Wave 1 companies may exclude certain information on sustainability-related risks ("Quick-Fix")

Possible simplifications in ESRS requirements (details still under negotiation)

5. Changes in Auditing

No more development of separate EU audit standards

Permanently only auditing with "limited assurance," no obligation for "reasonable assurance"

6. EU Taxonomy Simplifications

For companies with more than 1,000 employees but less than €450 million in revenue: Voluntary taxonomy reporting

Further simplifications in delegated acts under discussion

Timeline and Current Status (November 2025)

Impact on German Companies

Wave 1 companies (>500 employees, already reporting under NFRD):

Must report in 2025 on 2024 (no postponement)
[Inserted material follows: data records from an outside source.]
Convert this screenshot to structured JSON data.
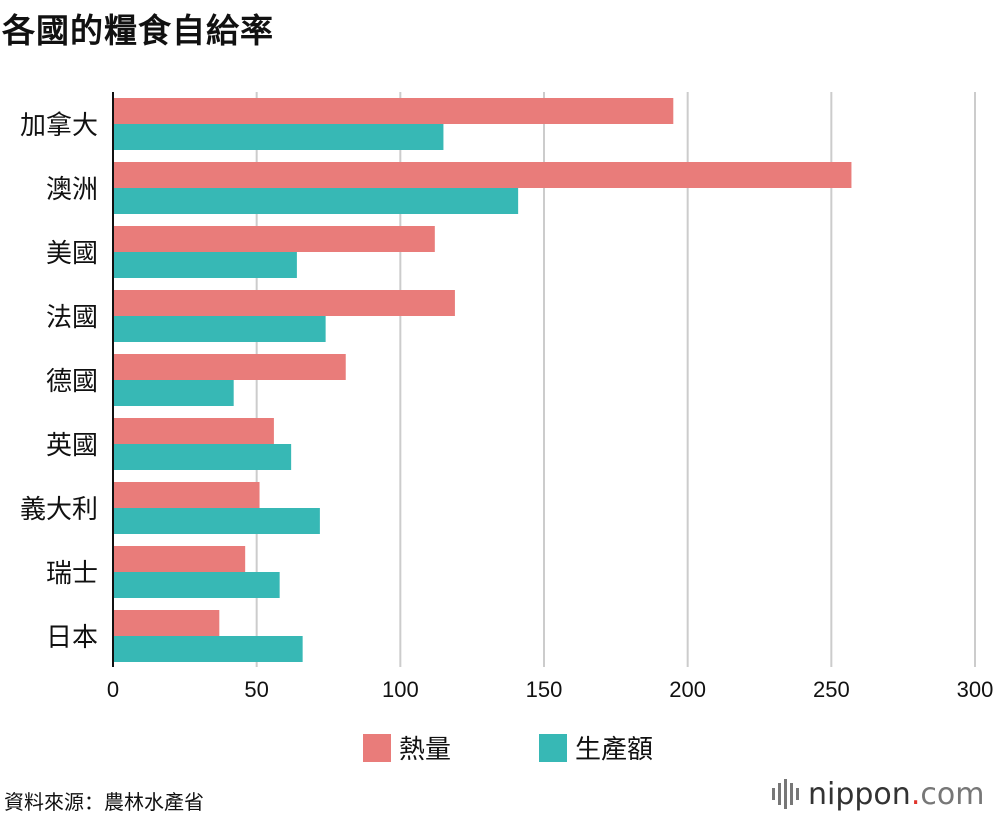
{
  "title": "各國的糧食自給率",
  "source": "資料來源：農林水產省",
  "brand": {
    "name": "nippon",
    "dot": ".",
    "domain": "com"
  },
  "colors": {
    "calorie": "#E97C7A",
    "production": "#37B8B5",
    "grid": "#cccccc",
    "axis": "#111111",
    "brand_dot": "#e0342b",
    "logo_gray": "#777777"
  },
  "chart_data": {
    "type": "bar",
    "orientation": "horizontal",
    "categories": [
      "加拿大",
      "澳洲",
      "美國",
      "法國",
      "德國",
      "英國",
      "義大利",
      "瑞士",
      "日本"
    ],
    "series": [
      {
        "name": "熱量",
        "color": "#E97C7A",
        "values": [
          195,
          257,
          112,
          119,
          81,
          56,
          51,
          46,
          37
        ]
      },
      {
        "name": "生產額",
        "color": "#37B8B5",
        "values": [
          115,
          141,
          64,
          74,
          42,
          62,
          72,
          58,
          66
        ]
      }
    ],
    "xticks": [
      "0",
      "50",
      "100",
      "150",
      "200",
      "250",
      "300"
    ],
    "xlim": [
      0,
      300
    ],
    "grid": true,
    "legend": "bottom-center"
  }
}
Benefit from "Quick-Fix" relief

Companies with 500-1,000 employees may potentially be completely exempt in the future

Wave 2 companies (large companies, 250-1,000 employees):

Benefit from 2-year postponement

Many fall completely out of reporting obligation due to raised threshold of 1,000 employees

Capital market-oriented SMEs:

Complete exemption from reporting obligation

Can report voluntarily according to VSME

National Implementation in Germany

Germany has NOT yet transposed the CSRD into national law (deadline was July 6, 2024). In July 2025, the Federal Ministry of Justice published a new draft with a threshold of 1,000 employees. The legislative process is currently ongoing but will likely need to be adjusted again after the Omnibus negotiations are concluded.

European Supply Chain Act

Following the vote in the European Parliament on November 13, 2025, the EU Supply Chain Act will be significantly weakened. In addition to raising the threshold sizes for companies, the obligation to prepare climate plans has now been eliminated, for example. The German Supply Chain Act in its current version is now stricter in some areas and will presumably be adjusted to the European regulatory level.

In Summary

These administrative reliefs can create space for a strategic consideration of sustainability: Which sustainability strategy will favor the company's competitive position in the long term?